Researchers for the drug maker reported a 30% increase in risk for major cardiac events or deaths from all causes among patients who switched from Lipitor to simvastatin, the generic version of Merck & Co's cholesterol-lowering drug Zocor.
The generic statin was approved for sale in the U.S. in June 2006. It has been available in the U.K. since 2003.
Pfizer researchers compared outcomes among patients taking Lipitor who were and were not switched to simvastatin.

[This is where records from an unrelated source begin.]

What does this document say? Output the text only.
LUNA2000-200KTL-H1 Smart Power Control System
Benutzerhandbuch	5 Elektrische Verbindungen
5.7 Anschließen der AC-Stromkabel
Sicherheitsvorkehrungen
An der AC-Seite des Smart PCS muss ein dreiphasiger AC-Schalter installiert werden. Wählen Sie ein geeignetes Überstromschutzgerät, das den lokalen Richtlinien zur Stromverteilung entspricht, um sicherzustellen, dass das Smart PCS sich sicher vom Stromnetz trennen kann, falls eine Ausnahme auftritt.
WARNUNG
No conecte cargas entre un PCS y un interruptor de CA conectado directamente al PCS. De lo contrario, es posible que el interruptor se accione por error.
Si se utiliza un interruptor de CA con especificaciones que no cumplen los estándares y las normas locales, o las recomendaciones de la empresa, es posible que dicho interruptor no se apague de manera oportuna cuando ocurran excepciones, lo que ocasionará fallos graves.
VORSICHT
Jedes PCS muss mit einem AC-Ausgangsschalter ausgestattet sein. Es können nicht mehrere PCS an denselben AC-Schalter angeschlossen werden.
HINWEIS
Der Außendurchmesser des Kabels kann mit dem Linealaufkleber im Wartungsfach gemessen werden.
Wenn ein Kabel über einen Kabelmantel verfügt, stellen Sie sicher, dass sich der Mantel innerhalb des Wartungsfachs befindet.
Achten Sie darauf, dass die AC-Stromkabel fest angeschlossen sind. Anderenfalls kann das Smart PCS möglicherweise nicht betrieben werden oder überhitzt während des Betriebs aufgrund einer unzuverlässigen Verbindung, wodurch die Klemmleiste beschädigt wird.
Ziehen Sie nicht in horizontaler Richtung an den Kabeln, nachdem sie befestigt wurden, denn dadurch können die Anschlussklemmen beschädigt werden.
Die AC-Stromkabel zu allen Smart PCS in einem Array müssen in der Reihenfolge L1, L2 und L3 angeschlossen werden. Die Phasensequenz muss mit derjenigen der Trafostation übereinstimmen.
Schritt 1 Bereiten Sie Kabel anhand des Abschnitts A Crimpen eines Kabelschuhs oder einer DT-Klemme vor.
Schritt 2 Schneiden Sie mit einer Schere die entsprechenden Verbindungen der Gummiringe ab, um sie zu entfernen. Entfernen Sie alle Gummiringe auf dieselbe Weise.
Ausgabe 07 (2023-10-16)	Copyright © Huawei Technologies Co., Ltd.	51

They say the findings highlight the potential for increased risk when patients are switched from one statin to another.
But all agree that they don't prove Lipitor is better or safer than a different cheaper, generic statin.
"We can't say from this study that switching is bad or that one statin is better than another. You would need a randomized, clinical trial to say that," cardiologist Berkeley Phillips, MD, of Pfizer tells WebMD.
"But there has been a lot of switching in the U.K. and across Europe, and this does raise concerns about policies that advocate widespread switching for purely economic reasons with little thought to a patient's individual risk," he says.